Worse yet, when you were done, you had to decide what to do with a half-gallon of rapidly congealing and soiled oil.  Do you keep it for next time, to go rancid in the garage?  Or do you dump it out, making a mess of your trashcan and alienating the garbage man forever?    You realize quickly why fried foods are a restaurant thing - they have huge fryers and a service that comes once a week to vacuum up all the nasty used oil.

Even frying on the stove is problematic - oil everywhere and a grease fire waiting to happen.   And it is hard to get things to fry evenly in a frying pan.  Like I said - not a healthy choice.  Save that shit for special occasions when you are at a restaurant with friends.

Mark has had good luck with slicing potatoes very thin and then putting them on a cookie sheet with raised edges (usually with parchment paper underneath the potato slices) and lightly spraying them with oil.  Also a good way to make bacon.  It just means the splatter is confined to the oven, which ends up being my job to clean, for some reason.

I digress, yet again.

It is not just me - a number of others have noted that single-use appliances are usually a waste of money.  They occupy a lot of counter space and as such, then get shunted off into a cabinet or worse, the attic or basement (or garage).  Once out of sight, they are out of mind and rarely used, which is why they are often sold for cheap at garage sales, or in our case, given to us free (on more than one occasion!).

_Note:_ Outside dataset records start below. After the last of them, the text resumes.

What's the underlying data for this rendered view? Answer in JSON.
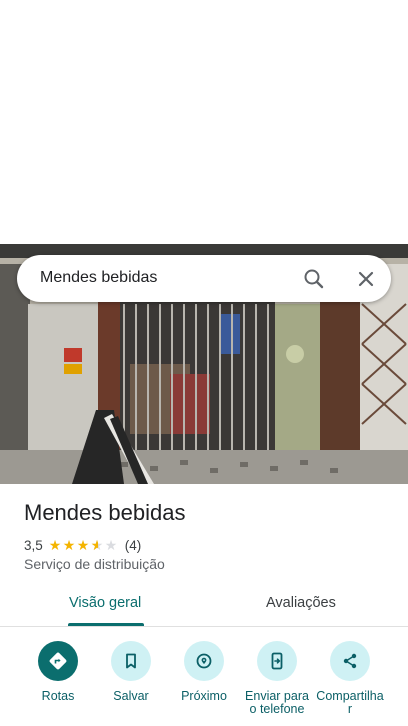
{
  "search": {
    "query": "Mendes bebidas",
    "search_icon": "search-icon",
    "close_icon": "close-icon"
  },
  "place": {
    "name": "Mendes bebidas",
    "rating": "3,5",
    "rating_value": 3.5,
    "review_count": "(4)",
    "category": "Serviço de distribuição"
  },
  "tabs": [
    {
      "label": "Visão geral",
      "active": true
    },
    {
      "label": "Avaliações",
      "active": false
    }
  ],
  "actions": [
    {
      "label": "Rotas",
      "icon": "directions-icon"
    },
    {
      "label": "Salvar",
      "icon": "bookmark-icon"
    },
    {
      "label": "Próximo",
      "icon": "nearby-icon"
    },
    {
      "label": "Enviar para o telefone",
      "icon": "send-to-phone-icon"
    },
    {
      "label": "Compartilhar",
      "icon": "share-icon"
    }
  ],
  "colors": {
    "accent": "#0b6e6e",
    "action_bg": "#cff1f4",
    "star": "#f4b400"
  }
}
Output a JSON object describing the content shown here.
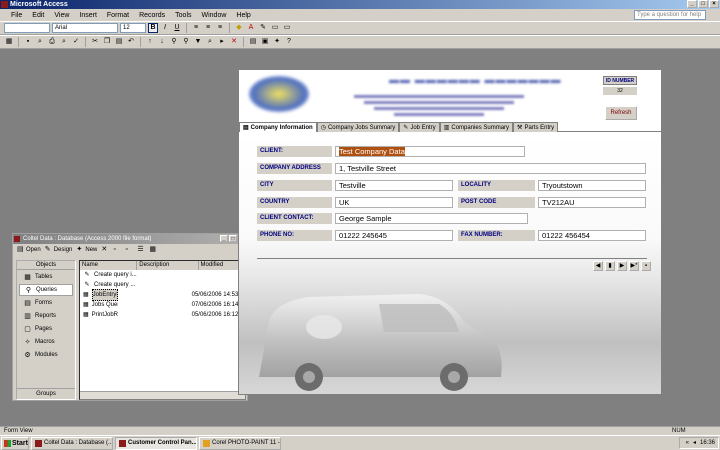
{
  "window": {
    "title": "Microsoft Access"
  },
  "menu": [
    "File",
    "Edit",
    "View",
    "Insert",
    "Format",
    "Records",
    "Tools",
    "Window",
    "Help"
  ],
  "help_placeholder": "Type a question for help",
  "toolbar": {
    "font": "Arial",
    "size": "12",
    "bold": "B",
    "italic": "I",
    "underline": "U"
  },
  "db_window": {
    "title": "Coltel Data : Database (Access 2000 file format)",
    "tools": {
      "open": "Open",
      "design": "Design",
      "new": "New"
    },
    "objects_header": "Objects",
    "objects": [
      "Tables",
      "Queries",
      "Forms",
      "Reports",
      "Pages",
      "Macros",
      "Modules"
    ],
    "groups": "Groups",
    "columns": [
      "Name",
      "Description",
      "Modified"
    ],
    "rows": [
      {
        "name": "Create query i...",
        "modified": ""
      },
      {
        "name": "Create query ...",
        "modified": ""
      },
      {
        "name": "JobEntryPage ...",
        "modified": "05/06/2006 14:53:..."
      },
      {
        "name": "Jobs Query",
        "modified": "07/06/2006 16:14:..."
      },
      {
        "name": "PrintJobRepor...",
        "modified": "05/06/2006 16:12:..."
      }
    ]
  },
  "form": {
    "id_label": "ID NUMBER",
    "id_value": "32",
    "refresh": "Refresh",
    "tabs": [
      "Company Information",
      "Company Jobs Summary",
      "Job Entry",
      "Companies Summary",
      "Parts Entry"
    ],
    "fields": {
      "client_label": "CLIENT:",
      "client": "Test Company Data",
      "address_label": "COMPANY ADDRESS",
      "address": "1, Testville Street",
      "city_label": "CITY",
      "city": "Testville",
      "locality_label": "LOCALITY",
      "locality": "Tryoutstown",
      "country_label": "COUNTRY",
      "country": "UK",
      "postcode_label": "POST CODE",
      "postcode": "TV212AU",
      "contact_label": "CLIENT CONTACT:",
      "contact": "George Sample",
      "phone_label": "PHONE NO:",
      "phone": "01222 245645",
      "fax_label": "FAX NUMBER:",
      "fax": "01222 456454"
    }
  },
  "statusbar": {
    "left": "Form View",
    "right": "NUM"
  },
  "taskbar": {
    "start": "Start",
    "tasks": [
      "Coltel Data : Database (...",
      "Customer Control Pan...",
      "Corel PHOTO-PAINT 11 -..."
    ],
    "time": "16:36"
  }
}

The exception to the rule is the single-use appliance you use every day.  If you make coffee every morning - or tea - then a coffee maker or tea kettle might be a good idea.  On the other hand, many folks make these things on the stove top.  They are, also, very inexpensive appliances, if you avoid getting fancy.  If you eat waffles every day, then I guess a waffle-maker is a good idea for you.  But if you want a "deal" on one, look to a garage sale or thrift shop - people toss those things on a regular basis.  And all it takes is a little cleaning to make them good as new (and even a new one will get crusty after a few uses).

Speaking of which, I helped a friend of mine unpack and set up their third Keurig machine they have owned in less than a decade.  The first machine - a real monster of a thing - got clogged somehow and sucked coffee grounds back into the "needle" and clogged it.   I think the pump was shot.  I am not sure what happened to unit #2, but they are now on #3 which at least has a smaller footprint than the older models.  These things cost hundreds each, so they have thrown a lot of money at coffee makers.  The Braun we found on the streets of Charleston lasted nearly a decade.  The $9 Walmart machine is working just fine after a few years.  You don't have to spend a lot of money on appliances, and often, the more you spend, the more disappointed you'll be.

So, what will happen to the espresso maker and the electric fondue pot?  I'll bet we use them both for a while, then they will get packed into a cabinet in the pantry, along with the panini maker, and eventually be passed on to some other deserving soul, either by gift or by garage sale or through the local thrift store.

I mean, it makes good espresso.  And it tastes even better when the machine is free and my credit card balance is zero.